Love:Death 4

328 30 0
                                    

Happy Reading.....


Taylor POV

Kurasa aku sudah sangat lama diluar. Aku sebaiknya kembali ke kantor sebelum aku mendapat teguran. Sekarang ini sedang berada di ruangan kerja Paul dan sungguh membuatku malas. Di ruangan terlalu banyak souvenir. Souvenir disini bukanlah souvenir yang biasa orang lain punya. Souvenir yang kumaksudkan ialah "hadiah" yang ia dapatkan setelah dia bertarung. Sungguh banyak kumpulan kepala disini dan bertempuk. Bukan hanya kepala saja, potongan tangan, telinga dan juga kaki tergantung dimana mana. Bahkan bola mata disini dijadikan hiasan bola lampu. Taylor sedang mengobati tanganku dengan menjahit robekan luka yang kudapat dari pertarunganku tadi.

"Hei Paul, tinggal berapa lama lagi aku harus duduk seperti ini. Aku harus cepat kembali ke kantor tahu."

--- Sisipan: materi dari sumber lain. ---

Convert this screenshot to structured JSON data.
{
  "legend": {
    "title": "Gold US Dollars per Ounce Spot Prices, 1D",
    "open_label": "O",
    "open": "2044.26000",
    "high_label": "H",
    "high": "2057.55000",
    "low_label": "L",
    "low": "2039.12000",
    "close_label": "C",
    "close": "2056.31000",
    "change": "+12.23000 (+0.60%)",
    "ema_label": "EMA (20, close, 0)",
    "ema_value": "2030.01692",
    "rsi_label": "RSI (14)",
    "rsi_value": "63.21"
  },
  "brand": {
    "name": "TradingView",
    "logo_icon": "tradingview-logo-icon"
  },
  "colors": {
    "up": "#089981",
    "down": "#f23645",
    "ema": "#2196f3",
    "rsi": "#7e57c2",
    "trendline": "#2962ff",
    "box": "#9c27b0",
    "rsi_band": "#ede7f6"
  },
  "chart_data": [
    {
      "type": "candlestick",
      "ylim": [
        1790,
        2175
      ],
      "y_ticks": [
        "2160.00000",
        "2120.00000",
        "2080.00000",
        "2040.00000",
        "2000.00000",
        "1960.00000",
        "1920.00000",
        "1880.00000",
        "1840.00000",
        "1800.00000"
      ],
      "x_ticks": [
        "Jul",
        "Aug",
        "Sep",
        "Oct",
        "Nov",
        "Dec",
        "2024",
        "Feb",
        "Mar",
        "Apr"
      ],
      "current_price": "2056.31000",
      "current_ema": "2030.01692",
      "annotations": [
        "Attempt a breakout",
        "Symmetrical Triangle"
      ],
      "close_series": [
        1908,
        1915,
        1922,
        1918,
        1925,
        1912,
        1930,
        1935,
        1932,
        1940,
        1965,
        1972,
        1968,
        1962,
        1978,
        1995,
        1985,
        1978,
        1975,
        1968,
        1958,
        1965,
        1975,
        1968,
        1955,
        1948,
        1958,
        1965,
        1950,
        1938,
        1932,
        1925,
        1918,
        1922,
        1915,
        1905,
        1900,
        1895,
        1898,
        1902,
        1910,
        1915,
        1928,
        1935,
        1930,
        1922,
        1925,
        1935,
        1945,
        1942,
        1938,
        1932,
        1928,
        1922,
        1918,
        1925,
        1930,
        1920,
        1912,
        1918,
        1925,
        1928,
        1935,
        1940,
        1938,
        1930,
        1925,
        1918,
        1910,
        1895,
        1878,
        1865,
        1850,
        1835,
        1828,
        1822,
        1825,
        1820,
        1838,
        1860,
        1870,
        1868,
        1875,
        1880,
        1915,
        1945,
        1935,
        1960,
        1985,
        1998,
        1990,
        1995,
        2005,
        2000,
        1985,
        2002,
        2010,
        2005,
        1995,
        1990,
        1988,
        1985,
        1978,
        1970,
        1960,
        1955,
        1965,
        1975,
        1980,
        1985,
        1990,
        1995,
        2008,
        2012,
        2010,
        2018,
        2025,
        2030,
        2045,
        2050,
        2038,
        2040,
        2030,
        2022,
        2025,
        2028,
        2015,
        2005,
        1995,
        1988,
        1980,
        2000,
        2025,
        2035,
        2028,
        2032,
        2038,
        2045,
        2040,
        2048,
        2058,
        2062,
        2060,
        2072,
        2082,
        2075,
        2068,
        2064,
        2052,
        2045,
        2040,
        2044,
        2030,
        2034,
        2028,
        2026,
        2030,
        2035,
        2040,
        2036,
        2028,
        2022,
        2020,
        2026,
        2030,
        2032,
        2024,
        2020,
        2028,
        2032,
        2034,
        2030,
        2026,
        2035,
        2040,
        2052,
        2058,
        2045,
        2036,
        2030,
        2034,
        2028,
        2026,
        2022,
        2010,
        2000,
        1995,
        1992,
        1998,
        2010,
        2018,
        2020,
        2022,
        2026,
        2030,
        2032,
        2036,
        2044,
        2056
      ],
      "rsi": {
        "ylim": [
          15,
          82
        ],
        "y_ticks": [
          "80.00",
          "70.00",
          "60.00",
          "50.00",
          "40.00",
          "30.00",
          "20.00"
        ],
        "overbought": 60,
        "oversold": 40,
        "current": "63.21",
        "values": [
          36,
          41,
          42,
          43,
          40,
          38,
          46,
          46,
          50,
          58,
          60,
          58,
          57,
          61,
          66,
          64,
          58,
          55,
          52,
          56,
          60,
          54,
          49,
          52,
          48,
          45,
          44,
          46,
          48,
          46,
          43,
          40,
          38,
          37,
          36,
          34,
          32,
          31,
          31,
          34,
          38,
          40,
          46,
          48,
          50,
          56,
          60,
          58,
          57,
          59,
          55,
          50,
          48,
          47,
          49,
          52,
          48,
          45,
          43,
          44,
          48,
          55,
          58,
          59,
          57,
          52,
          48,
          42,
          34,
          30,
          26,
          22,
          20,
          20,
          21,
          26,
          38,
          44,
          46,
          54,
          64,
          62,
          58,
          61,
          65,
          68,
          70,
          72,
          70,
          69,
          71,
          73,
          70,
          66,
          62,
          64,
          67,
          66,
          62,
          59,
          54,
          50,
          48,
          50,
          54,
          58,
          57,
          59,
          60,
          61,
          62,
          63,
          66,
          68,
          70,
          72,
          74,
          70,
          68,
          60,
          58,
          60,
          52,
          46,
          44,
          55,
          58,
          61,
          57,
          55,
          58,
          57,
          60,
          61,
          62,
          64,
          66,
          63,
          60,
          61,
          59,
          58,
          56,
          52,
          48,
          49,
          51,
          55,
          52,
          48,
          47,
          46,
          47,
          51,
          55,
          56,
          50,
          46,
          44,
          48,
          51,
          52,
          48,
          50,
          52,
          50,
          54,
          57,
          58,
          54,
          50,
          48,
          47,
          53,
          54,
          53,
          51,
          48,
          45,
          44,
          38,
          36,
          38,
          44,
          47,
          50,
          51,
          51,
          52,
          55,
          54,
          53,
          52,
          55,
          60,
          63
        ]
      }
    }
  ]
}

"Ah, kau sangat cerewet kak. Sebentar lagi ini akan selesai. Lebih baik kakak duduk dengan manis saja dan menunggu aku perban tanganmu."

Aku menghela nafas karena tingkah adikku satu ini. Kalau dikira kenapa aku tidak ke rumah sakit dan kenapa aku hanya di obati adikku sendiri. Sebenarnya keluargaku sangat tidak mempercayai yang namanya dokter. Kami sudah banyak mempelajari ilmu tentang kesehatan jadi kalau soal pengobatan kami bisa melakukannya sendiri. Adikku juga merupakan ahli bedah yang hebat jadi walaupun aku punya luka yang sangat serius, dia bisa mengobatinya dengan baik. Jadi aku tidak perlu repot repot membuang buang uangku di rumah sakit.

Akhirnya tanganku sudah di perban dan akupun bisa kembali ke kantor.

"Memangnya kau bisa mengendarai motormu dengan keadaan seperti ini."

"Tentu saja. Aku ini kuat."

"Tapi kan aku bisa mengantarmu kak."

"Hei, jangan memandangku tidak berguna seperti itu! Aku bisa sendiri ke kantor. Ingat, aku ini kan kakakmu."

"Haa.... Iya iya, kau memang kakakku. Kalau begitu berhati hatilah karena mungkin jahitannya akan lepas."

"Tenang saja."

Aku kemudian berjalan keluar dan menuju ke parkiran untuk mengambil motorku. Kantor adikku ini sangat tersembunyi dan hanya orang yang di dalam yang tahu. Aku melihat jam tanganku dan sudah menunjukkan jam setengah 2 siang. Sebaiknya aku bergegas menuju ke kantor.

Tidak butuh waktu yang lama untuk sampai ke kantor dan juga tanganku sudah tidak apa apa untuk mengendarai motor. Sesampainya di kantor, semua orang melihatku dengan wajah yang heran.

"Taylor, kenapa kau lama sekali?."

"Ah, maaf pak. Tadi ada sedikit insiden."

"Insiden? Insiden apa? Dan juga kenapa dengan tanganmu."

"Hanya luka kecil kok pak, tidak perlu khawatir."

"Hmm.. kalau luka kecil kenapa harus diperban seperti itu. Kau ini."

"Hehe... iya pak. Kalau begitu, saya izin untuk melanjutkan kerjaan."

"Tapi kan tanganmu di perban, bagaimana kau bisa kerja."

"Tidak perlu khawatir pak, kan aku masih punya satu tangan."

"Kau ini... bisa saja membuat alasan."

Aku kemudian bergegas menuju meja kerjaku. Kulihat si bajingan itu melihatku terus meneruss. Sepertinya dia sangat senang melihatku luka seperti ini.

"Kenapa kau melihatku."

"Tidak! Siapa yang melihatmu. Aku hanya melamun asal kau tahu!!."

Dasar orang aneh, bukannya tadi dia benar benar memperhatikanku. Tunggu dulu! Buat apa aku memikirkan kelakuan bajingan itu. Bukannya sebaiknya aku bekerja.